The Amazing Emotive Power of Music.

Friday evening traveling south down Highway 6 along the Brazos River bottom. North of Bryan I pick up NPR and Terry Gross and a twenty-year-old interview with Sam Charters, the musicologist. He is talking about traveling the South as a white man during the middle of the twentieth century buying and recording the music of African Americans. In many Southern communities, the mere incident of a white outsider seeking black artists made them objects of suspicion for the local authorities. Charters is an old radical, but his account rings true. He even seems to understand that the cultural chasm was so wide and deep that he never really knew or truly connected with the people he recorded.

I am rolling by old towns, farmland and ancient houses that date back to when cotton was still king during the early twentieth century in Central Texas.
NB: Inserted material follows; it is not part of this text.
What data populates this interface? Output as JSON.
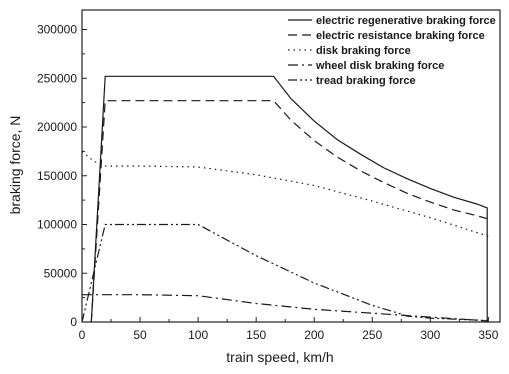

As the echoes fly by me at seventy miles an hour, Charters tells the story of his re-discovery of Texas native, and blues legend, Sam Lightnin' Hopkins during the 1950s.

Lightnin' picks and moans:

Mmmmmmmmmm, the blues come down on me
Lord, have mercy, child
Po' Lightnin' can't hardly keep from cryin'
Yes, the blues'll make you cry, I know how you feel
Whoa, Lord have mercy,
po' Lightnin' can't hardly keep from cryin'
Well, I'm just wonderin' will I ever make it back,
to that old native home of mine?
Please, take me with ya when you go, Lightnin'
Lord have mercy


I know a lot of old white guys who will tell you that the way things were back then wasn't right, even as they remain frustrated with the way things are now. Too much freedom now and not enough responsibility.

Our racial history is depressing. Darkness moves over the rolling hills. Was every white person in the South a bastard?

Twenty-four hours later. Same piece of highway. On the way back home. Same country, different musical genre--but not unconnected: Hank Williams and Johnny Cash CDs provide the audio ambience inside my fuel-injected, climate-controlled, junior class SUV.

An oppressed and lost Alabama man moans the blues this time:

Hear that lonesome whippoorwill
He sounds too blue to fly
The midnight train is whining low
I'm so lonesome I could cry

I've never seen a night so long
When time goes crawling by
The moon just went behind a cloud
To hide its face and cry


So many of the same problems. Perhaps they weren't monsters. The countryside is springtime green and bright again. I am headed north. Getting closer to home. Sam Charters, raised in a different culture, could not hope to understand the black experience down South back then. What about me? "The past is a foreign country; they do things differently there" (L.P. Hartley). Can I ever hope to understand the complexity of race in my ancestral home?